GNOMON : nm
Le gnomon est un instrument, non-mécanique, dont l’ombre, projetée par le Soleil, permet de suivre sa course sur la voûte céleste ; sous sa forme la plus simple, une tige verticale plantée dans le sol. Son ombre est la plus courte, et orientée exactement nord-sud, à l’instant du midi solaire vrai — la direction de l’ombre à toute autre heure n’indique en revanche pas le temps qui passe, contrairement à une idée reçue. En gnomonique, la science des cadrans solaires, le terme « gnomon » désigne spécifiquement l’indicateur des cadrans antiques à heures temporaires ; sur les cadrans modernes à heures équinoxiales, on parle de « style », le plus souvent orienté parallèlement à l’axe terrestre (style polaire). Un cadran solaire, à l’origine, est un gnomon associé à une table portant des lignes horaires ; une méridienne le réduit à la seule ligne du midi.

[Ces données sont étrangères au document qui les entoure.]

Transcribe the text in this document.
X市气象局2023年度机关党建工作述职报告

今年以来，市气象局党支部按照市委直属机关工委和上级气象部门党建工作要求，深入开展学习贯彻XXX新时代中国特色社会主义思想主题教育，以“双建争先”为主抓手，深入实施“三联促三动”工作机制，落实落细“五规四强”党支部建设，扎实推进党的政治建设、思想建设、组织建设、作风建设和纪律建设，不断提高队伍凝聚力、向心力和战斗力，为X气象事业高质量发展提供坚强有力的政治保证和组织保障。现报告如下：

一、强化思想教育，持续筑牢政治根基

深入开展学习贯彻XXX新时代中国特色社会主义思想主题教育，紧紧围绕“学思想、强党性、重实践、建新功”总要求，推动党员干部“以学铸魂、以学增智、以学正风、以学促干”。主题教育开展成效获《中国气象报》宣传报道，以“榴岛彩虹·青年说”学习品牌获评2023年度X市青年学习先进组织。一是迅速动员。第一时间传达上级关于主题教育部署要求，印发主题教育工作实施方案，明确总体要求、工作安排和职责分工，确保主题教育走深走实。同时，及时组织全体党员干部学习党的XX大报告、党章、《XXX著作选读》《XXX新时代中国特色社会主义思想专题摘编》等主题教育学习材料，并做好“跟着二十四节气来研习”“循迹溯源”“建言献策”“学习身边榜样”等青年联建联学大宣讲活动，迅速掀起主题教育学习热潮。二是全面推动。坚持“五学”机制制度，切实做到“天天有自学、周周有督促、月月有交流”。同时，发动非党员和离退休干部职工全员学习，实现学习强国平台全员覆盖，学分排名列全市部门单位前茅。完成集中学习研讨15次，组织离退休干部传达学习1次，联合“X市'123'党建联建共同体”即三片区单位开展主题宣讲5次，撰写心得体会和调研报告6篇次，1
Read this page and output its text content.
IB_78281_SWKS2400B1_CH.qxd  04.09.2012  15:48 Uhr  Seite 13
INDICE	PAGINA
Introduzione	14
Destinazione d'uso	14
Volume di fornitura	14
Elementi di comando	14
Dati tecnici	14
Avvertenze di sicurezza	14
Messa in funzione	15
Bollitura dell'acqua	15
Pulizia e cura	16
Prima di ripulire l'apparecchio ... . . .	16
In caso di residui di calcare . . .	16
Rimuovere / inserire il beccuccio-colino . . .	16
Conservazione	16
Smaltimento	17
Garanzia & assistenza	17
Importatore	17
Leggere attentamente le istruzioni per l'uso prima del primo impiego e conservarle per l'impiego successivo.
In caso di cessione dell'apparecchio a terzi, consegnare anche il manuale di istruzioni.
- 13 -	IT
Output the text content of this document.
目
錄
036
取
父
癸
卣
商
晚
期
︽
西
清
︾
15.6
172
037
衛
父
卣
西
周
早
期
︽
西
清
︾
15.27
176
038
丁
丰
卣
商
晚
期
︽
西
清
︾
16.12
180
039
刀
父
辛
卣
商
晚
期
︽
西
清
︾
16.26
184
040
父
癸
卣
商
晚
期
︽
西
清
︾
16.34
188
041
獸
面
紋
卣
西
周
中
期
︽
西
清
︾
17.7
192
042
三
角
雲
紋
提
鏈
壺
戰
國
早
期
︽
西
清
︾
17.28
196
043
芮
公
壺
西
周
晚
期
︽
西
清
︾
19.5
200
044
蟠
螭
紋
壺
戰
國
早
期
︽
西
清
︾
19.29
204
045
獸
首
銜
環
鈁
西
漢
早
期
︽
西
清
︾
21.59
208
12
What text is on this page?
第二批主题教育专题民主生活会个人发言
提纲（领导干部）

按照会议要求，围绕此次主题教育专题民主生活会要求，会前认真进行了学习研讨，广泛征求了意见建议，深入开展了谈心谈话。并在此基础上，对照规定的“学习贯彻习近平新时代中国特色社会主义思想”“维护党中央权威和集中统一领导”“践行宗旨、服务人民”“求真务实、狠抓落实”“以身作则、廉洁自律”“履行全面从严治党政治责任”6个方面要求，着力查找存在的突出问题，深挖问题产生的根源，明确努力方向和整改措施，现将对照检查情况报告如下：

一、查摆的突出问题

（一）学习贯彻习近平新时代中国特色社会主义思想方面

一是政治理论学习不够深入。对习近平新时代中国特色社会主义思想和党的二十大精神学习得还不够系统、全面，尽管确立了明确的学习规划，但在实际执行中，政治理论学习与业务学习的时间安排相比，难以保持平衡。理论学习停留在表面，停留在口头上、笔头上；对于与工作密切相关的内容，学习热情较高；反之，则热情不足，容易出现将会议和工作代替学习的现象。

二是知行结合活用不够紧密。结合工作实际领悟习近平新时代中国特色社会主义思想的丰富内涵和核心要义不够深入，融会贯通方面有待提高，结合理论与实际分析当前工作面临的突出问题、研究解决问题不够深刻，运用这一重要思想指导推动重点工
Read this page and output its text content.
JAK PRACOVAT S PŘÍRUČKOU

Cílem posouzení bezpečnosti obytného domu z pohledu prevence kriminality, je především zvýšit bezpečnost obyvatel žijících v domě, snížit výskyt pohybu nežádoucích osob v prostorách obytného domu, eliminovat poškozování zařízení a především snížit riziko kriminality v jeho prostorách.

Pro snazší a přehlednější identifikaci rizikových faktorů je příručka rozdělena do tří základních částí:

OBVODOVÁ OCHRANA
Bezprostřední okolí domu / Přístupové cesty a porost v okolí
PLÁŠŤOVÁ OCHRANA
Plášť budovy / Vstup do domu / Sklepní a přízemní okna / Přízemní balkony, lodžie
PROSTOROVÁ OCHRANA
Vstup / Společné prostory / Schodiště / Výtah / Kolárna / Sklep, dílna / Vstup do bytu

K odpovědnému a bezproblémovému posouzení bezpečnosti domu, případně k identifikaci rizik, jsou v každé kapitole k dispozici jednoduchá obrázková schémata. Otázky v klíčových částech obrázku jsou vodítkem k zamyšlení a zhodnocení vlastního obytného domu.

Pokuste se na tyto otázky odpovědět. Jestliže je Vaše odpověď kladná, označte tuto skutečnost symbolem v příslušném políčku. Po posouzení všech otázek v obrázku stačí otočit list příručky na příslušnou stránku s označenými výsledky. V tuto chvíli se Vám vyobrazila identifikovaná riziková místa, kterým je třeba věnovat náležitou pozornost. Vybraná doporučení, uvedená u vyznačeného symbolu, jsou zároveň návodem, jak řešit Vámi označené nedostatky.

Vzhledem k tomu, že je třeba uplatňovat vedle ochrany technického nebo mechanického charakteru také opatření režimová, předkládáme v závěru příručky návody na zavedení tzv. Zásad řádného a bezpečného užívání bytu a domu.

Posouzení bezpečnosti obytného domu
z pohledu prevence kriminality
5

Attesté dès le IIe millénaire avant notre ère en Chine et à Babylone, le gnomon fut perfectionné par les Grecs : au 6e siècle avant notre ère, Anaximandre de Milet détermina les équinoxes en bissectant l’angle formé, sur la méridienne, par les ombres solsticiales. Ératosthène s’en servit pour mesurer l’obliquité de l’écliptique puis, avec la même méthode appliquée entre Alexandrie et Syène, la circonférence de la Terre. À Rome, l’empereur Auguste fit ériger en 10 avant notre ère un obélisque égyptien de plus de vingt mètres de hauteur, aujourd’hui encore visible.